Oggi la creazione della reputazione (reputation) per il libero professionista è una questione più complessa di un tempo. Se in passato l’immagine e la reputazione dell’avvocato, del commercialista, del consulente del lavoro, del notaio, viaggiavano dall’ufficio al tribunale, dalla riunione col cliente alle relazioni tenute insieme dai caffè, dalle cene e dalle relazioni intessute con colleghi e conoscenti, oggi tutto ciò non basta più. Restano importanti, certo, ma non sufficienti. Il web ha raggiunto anche il mondo professionale e lo sta facendo con la velocità che gli è propria. Dove ci condurrà questo trend non lo possiamo sapere, certo è che va preso atto del cambiamento e le nuove tecnologie, Internet in primis, vanno a questo punto conosciute e sfruttate a proprio favore anche dal libero professionista, che fino ad oggi era rimasto tendenzialmente a guardare non sentendosi coinvolto da questo nuovo modo di fare business e di relazionarsi. LinkedIn, Twitter, Google+, Facebook, Viadeo, Xing – solo per citarne alcuni – sono le nuove piazze, i nuovi caffè, il nuovo modo di tenersi in contatto, di farsi conoscere, di informarsi, di confrontarsi. Gruppi di colleghi, gruppi di clienti, forum, blog sono i nuovi luoghi di incontro. Certo l’Italia, rispetto ad altri Paesi, soprattutto di cultura anglosassone, è ancora un po’ indietro, ma sta recuperando e anche da noi ogni giorno aumentano i clienti che cercano i propri consulenti on line, oppure che cercano contenuti e spiegazioni.
Come più volte abbiamo sottolineato, esserci però non basta. Avere un sito non è sufficiente se è poco curato o efficace. Scrivere in un blog, oppure utilizzare i social media può essere addirittura controproducente per la propria immagine e reputazione se fatto male, in modo approssimativo, senza conoscerne le dinamiche e soprattutto senza avere consapevolezza di cosa vogliamo trasmettere di noi e a chi vogliamo rivolgerci.
In particolare, per chi intende utilizzare i social media, sarà indispensabile attestarsi su una materia e scrivere sempre su di un argomento specifico, in modo che i lettori ben presto si abitueranno ad associare quel nome, quel professionista, il suo brand, a una materia specifica, identificandolo come esperto della materia. Questo è il modo per creare una fidelizzazione al proprio nome, quindi per crearsi una brand identity sul web, per distinguersi dalla massa dei professionisti agli occhi del pubblico e per emergere.

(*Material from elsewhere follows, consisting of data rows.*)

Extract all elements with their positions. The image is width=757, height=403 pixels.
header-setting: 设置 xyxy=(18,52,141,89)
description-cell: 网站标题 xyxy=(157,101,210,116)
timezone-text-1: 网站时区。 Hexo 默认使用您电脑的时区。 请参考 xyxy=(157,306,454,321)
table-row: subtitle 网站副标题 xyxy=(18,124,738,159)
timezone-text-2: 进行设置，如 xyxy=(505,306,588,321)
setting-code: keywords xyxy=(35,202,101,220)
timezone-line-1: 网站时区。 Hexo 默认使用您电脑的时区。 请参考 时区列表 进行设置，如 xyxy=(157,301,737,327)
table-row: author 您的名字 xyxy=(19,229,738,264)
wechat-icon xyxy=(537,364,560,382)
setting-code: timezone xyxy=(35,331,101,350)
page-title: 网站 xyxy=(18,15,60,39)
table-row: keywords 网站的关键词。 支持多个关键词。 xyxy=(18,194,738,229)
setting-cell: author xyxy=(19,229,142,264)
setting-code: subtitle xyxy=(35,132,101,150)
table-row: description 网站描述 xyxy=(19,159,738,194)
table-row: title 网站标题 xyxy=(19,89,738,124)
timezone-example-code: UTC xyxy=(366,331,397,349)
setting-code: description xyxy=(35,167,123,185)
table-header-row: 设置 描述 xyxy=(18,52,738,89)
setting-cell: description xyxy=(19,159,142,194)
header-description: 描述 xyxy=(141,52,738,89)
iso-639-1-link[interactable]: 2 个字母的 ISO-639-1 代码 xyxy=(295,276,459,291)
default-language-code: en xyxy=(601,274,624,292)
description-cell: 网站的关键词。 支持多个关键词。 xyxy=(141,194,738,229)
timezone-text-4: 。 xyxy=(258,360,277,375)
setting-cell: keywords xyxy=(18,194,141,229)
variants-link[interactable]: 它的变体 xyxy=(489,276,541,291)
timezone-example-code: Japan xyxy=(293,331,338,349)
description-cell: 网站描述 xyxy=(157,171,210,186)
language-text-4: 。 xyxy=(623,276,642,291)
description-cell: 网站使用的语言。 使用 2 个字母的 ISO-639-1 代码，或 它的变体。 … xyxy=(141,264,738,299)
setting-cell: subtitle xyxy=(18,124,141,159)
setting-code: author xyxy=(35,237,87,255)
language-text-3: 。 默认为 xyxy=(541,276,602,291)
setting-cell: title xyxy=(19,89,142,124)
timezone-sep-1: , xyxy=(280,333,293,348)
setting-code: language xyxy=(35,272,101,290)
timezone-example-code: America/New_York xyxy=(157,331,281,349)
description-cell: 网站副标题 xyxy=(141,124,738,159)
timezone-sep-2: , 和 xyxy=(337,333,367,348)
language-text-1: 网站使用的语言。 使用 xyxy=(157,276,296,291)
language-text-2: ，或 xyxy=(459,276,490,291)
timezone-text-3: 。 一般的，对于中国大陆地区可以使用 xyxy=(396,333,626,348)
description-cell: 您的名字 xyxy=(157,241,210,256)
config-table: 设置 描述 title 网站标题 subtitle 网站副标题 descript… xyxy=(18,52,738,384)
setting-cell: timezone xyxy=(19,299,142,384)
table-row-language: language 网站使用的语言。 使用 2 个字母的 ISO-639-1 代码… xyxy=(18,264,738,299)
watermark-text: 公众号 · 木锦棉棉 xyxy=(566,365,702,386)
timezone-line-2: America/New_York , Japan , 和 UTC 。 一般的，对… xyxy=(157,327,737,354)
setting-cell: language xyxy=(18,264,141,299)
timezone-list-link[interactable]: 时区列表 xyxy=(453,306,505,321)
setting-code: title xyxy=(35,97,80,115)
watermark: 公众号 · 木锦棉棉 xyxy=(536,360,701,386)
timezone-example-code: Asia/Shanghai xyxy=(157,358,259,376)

In questo modo il nostro nome, il logo dello studio, il brand appunto, diventerà sinonimo di quella materia (per esempio, proprietà intellettuale, diritto di famiglia, energy, ecc.) e se gli scritti saranno di qualità ed effettivamente utili per i lettori, alla prima occasione in cui avranno bisogno di uno specialista in materia sapranno a chi rivolgersi, in quanto è come se già vi conoscessero e vi avessero “testato” grazie ai contenuti da voi prodotti. In questo modo il rapporto da digitale si trasformerà in reale business.
Considerate inoltre che Il web abbatte barriere temporali e spaziali. A differenza dei contributi prodotti per la carta stampato, quotidiani o riviste di settore, che hanno per loro stessa natura una visibilità limitata, i contributi affidati alle cure del web sono praticamente eterni. Lo sforzo quindi profuso per la loro redazione sarà ampiamente ripagato dalla ampia visibilità sia in termini di tempo che di numero di potenziali lettori. Gli scritti di una rivista vengono letti solo dagli abbonati, quelli affidati al web potenzialmente da tutti! Ma questo ha un rovescio della medaglia: in primo luogo, proprio perchè la visibilità è ampia quale target, bisognerà scrivere in modo da essere compresi dai nostri potenziali lettori (il giuridichese non aiuta molto) e bisognerà essere focalizzati su alcune tematiche per evitare di essere dispersivi e quindi perdersi nella massa dei contenuti del web (il generalista che scrive oggi di diritto di famiglia, domani di fallimento, dopodomani di condominio non verrà associato a nulla in particolare e non verrà ricordato dai lettori).